Für Almut Detmering ist ihr Beruf ein Traumjob, nicht zuletzt wegen seiner Vielfalt. „Ich könnte mir nichts anderes vorstellen“, sagt die 50-Jährige aus Hademstorf (Heidekreis), die selbst Mutter von fünf Kindern ist und aus der Landwirtschaft stammt. Doch längst werden Dorfhelferinnen nicht mehr nur in landwirtschaftlichen Haushalten eingesetzt, auch etwa Ein-Eltern-Familien im städtischen Umfeld können die Dienste der Dorfhelferinnen in Anspruch nehmen. „Mit uns Dorfhelferinnen läuft alles bestens weiter“, lautet das Motto der diakonischen Einrichtung, die 1960 gegründet wurde.
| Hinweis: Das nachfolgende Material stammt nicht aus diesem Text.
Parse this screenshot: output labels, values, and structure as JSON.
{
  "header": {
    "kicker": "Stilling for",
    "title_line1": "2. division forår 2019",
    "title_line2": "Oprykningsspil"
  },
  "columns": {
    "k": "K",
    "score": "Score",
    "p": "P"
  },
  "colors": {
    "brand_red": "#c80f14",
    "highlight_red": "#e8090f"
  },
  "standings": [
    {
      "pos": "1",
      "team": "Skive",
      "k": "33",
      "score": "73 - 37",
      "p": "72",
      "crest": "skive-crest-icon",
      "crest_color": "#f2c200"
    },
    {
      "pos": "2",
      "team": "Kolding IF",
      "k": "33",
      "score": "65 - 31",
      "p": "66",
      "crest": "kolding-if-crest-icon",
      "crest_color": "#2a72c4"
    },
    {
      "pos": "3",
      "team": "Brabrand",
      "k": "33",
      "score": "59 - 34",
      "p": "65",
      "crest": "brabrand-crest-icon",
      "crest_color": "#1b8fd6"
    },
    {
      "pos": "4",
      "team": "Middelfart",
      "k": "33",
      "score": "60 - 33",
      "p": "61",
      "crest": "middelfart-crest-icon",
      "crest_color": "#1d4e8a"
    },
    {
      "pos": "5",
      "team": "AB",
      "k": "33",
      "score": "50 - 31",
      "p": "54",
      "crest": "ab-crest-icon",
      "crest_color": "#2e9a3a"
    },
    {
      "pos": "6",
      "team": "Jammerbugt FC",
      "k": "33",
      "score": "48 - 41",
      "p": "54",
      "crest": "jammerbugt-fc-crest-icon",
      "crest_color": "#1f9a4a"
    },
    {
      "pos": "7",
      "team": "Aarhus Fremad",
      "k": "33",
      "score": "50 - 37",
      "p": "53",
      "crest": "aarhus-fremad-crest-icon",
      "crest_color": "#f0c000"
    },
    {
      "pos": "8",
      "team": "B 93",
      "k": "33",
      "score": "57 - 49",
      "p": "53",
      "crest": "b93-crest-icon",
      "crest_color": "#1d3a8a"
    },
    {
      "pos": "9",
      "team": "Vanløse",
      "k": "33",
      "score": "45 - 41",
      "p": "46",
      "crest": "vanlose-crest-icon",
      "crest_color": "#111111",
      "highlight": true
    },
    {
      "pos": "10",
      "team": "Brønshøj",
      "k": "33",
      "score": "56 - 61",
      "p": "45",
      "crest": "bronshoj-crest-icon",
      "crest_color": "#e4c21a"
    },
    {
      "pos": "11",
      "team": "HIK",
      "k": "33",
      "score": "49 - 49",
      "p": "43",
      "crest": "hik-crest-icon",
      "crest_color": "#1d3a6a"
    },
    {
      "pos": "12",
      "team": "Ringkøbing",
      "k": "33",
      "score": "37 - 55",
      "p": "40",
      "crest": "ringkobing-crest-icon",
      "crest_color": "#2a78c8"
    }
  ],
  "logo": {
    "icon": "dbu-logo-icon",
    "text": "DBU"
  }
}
Außer dem Krankheitsfall begründen beispielsweise auch Schwangerschaft und Entbindung, die Teilnahme an einer Kur oder die Versorgung von pflegebedürftigen Angehörigen unter bestimmten Umständen die Finanzierung durch Krankenkassen bzw. andere Sozialversicherungsträger. Auch über das Jugendamt vermittelte Einsätze gehören zum Spektrum.
Dass eine Dorfhelferin manchmal heute erst erfährt, wo sie ab morgen Dienst tut, schreckt Almut Detmering nicht. „Ich freue mich immer, wenn der Anruf kommt: Es kann wieder losgehen.“ Sie versuche jede Familie so zu nehmen, wie sie ist, nennt Detmering ihre Maxime.